Ce n’est pas en clamant la lutte contre le supposé « pédagogisme » qu’on peut soutenir les enseignants dans la construction de leur autorité pédagogique. Pour développer ce professionnalisme, une formation solide est incontournable. En 2008 la formation initiale a été détruite, entre 2013 et 2016 elle a été un peu rétablie. Mais elle reste bien insuffisante pour que les personnels disposent des outils théoriques et pratiques indispensables à l’exercice de leur métier. Enfin si l’on veut que nos enseignants aient de l’autorité, il faut d’abord la leur reconnaître en postulant qu’ils sont compétents pour vraiment co-élaborer les réponses aux problèmes posés, et ne pas les considérer comme de simples exécutants à qui le ministre impose un manuel unique et des « bonnes pratiques » !

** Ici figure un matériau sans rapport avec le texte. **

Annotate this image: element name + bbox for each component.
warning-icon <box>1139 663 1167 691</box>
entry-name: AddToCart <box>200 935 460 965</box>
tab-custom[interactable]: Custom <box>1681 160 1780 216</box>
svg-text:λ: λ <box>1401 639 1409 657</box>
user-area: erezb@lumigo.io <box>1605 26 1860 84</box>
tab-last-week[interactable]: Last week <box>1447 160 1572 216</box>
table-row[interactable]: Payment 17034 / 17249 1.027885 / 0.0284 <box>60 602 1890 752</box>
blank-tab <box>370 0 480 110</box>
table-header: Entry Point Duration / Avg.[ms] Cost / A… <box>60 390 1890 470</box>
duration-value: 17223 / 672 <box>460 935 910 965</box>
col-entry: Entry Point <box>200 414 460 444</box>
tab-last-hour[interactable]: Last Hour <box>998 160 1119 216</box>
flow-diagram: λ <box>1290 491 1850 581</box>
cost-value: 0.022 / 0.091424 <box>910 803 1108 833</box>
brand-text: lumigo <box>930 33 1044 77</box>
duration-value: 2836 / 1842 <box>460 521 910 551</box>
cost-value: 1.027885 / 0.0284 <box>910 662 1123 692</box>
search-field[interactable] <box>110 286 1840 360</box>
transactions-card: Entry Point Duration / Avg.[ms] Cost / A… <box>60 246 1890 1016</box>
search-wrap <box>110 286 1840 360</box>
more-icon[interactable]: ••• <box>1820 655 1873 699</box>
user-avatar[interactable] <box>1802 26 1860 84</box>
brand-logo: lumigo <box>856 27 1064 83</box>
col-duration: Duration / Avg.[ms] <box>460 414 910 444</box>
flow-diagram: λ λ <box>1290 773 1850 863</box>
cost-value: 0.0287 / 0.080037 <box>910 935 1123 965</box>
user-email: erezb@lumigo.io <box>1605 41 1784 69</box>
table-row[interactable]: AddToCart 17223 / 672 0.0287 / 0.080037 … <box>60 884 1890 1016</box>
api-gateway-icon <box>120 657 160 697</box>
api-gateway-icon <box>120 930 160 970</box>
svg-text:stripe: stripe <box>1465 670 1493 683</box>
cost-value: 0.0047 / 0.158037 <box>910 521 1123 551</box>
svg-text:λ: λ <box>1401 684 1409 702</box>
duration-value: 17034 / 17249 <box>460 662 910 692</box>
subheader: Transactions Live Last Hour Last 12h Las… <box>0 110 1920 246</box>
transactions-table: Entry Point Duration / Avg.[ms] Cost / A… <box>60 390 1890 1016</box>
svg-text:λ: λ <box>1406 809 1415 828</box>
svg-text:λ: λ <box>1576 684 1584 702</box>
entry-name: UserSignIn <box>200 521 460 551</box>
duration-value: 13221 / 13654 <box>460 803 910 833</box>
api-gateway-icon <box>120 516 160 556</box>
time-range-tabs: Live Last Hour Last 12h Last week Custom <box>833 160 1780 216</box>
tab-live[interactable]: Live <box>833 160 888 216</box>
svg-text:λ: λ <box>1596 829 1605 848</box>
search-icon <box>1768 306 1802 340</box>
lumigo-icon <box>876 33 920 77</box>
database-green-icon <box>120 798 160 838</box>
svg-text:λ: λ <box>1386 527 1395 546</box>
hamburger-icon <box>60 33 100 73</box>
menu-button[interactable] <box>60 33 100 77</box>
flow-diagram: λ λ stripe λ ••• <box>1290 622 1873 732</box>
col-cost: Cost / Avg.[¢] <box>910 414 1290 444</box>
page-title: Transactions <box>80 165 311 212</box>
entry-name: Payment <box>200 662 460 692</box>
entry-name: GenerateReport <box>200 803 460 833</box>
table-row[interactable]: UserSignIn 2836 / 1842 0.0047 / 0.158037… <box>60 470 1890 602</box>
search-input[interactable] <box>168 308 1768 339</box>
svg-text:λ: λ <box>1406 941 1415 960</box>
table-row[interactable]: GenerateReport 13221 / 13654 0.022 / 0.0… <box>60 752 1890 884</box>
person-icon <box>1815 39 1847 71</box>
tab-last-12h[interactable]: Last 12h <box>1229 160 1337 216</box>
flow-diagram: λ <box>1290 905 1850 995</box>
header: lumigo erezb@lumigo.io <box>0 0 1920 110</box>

Ce n’est pas ainsi que nous parviendrons à une réelle démocratisation de l’école. Or, les inégalités scolaires ne sont pas une fatalité, notre École est encore capable de porter la réussite des enfants des milieux populaires si la coopération de tous avec chacun triomphe sur la compétition de chacun contre tous, si le sens du collectif reprend l’ascendant sur l’individualisme, si l’intérêt général redevient l’alpha et l’oméga de notre démocratie. C’est ce message d’espoir que le collectif Langevin Wallon portera, par ses interventions dans le débat public.